Choosing a Policy and Provider
Riders want to choose an insurance provider that has specific policies for motorcycles and do not just offer bike coverage as an afterthought. There are a wide variety of unique risks and expenses for riders that are unlike any other type of accident. Not only are accidents much more likely to cause life-altering injuries or be fatal, but they could also result in a totaled bike, destroyed custom parts, and damaged riding gear. It is important for motorcycle insurance to come from a provider that understands these risks and is knowledgeable about riding.
Customizing Your Policy
Just as with auto insurance, you have a wide variety of options for customizing your motorcycle coverage.
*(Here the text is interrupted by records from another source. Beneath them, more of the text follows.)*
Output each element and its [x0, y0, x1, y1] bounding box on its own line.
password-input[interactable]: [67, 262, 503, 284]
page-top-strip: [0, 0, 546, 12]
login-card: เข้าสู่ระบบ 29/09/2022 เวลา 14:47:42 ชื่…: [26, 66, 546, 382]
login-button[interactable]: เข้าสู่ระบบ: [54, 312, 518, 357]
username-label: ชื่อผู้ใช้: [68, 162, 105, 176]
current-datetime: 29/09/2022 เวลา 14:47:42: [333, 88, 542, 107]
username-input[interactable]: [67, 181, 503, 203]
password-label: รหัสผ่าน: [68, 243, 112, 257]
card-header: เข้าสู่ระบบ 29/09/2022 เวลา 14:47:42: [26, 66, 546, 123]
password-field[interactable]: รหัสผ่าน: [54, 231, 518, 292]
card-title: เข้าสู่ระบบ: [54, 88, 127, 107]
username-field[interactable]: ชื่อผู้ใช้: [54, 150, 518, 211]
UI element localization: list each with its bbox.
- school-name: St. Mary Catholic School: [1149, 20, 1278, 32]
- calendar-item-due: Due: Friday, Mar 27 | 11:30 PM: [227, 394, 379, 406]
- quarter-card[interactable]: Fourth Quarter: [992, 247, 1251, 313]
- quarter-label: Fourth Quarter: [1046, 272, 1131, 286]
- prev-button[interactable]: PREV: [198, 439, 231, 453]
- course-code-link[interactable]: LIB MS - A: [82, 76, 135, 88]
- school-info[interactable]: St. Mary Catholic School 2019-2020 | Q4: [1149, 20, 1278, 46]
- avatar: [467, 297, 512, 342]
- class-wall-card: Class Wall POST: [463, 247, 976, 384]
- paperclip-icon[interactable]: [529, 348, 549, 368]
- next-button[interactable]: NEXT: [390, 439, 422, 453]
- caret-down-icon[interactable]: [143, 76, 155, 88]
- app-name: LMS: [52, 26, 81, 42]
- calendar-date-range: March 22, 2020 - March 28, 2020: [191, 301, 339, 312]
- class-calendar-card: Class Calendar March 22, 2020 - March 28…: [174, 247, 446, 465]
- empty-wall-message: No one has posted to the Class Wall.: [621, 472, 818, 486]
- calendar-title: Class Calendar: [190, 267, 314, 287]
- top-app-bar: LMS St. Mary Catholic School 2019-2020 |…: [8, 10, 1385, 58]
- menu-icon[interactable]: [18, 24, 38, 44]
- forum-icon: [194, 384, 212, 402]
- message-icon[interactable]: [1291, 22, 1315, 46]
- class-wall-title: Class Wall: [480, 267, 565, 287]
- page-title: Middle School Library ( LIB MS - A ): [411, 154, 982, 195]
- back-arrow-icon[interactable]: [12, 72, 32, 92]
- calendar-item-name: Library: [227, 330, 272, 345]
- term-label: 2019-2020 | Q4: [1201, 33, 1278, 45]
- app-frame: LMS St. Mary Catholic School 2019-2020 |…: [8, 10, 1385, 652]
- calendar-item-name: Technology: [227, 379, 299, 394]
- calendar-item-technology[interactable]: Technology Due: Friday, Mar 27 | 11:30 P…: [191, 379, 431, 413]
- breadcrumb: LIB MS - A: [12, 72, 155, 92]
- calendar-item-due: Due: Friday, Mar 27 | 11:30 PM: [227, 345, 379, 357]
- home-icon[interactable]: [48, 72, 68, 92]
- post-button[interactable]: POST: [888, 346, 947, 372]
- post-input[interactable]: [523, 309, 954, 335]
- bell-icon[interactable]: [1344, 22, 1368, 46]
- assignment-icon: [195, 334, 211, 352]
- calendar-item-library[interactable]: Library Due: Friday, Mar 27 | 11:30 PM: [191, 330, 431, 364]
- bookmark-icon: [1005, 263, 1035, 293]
One of the most popular add-ons is UM coverage, or uninsured motorist coverage. If the party that is responsible for the accident is not insured or does not have adequate coverage, the rider’s insurance provider will offer compensation for damaged property, injuries, lost wages, pain, and suffering. Riders may also want to take a look at extended coverage for any customizations they have made to their bike. Custom bike insurance will often increase the coverage up to $50,000 or more to pay for specific materials and lengthy shop work.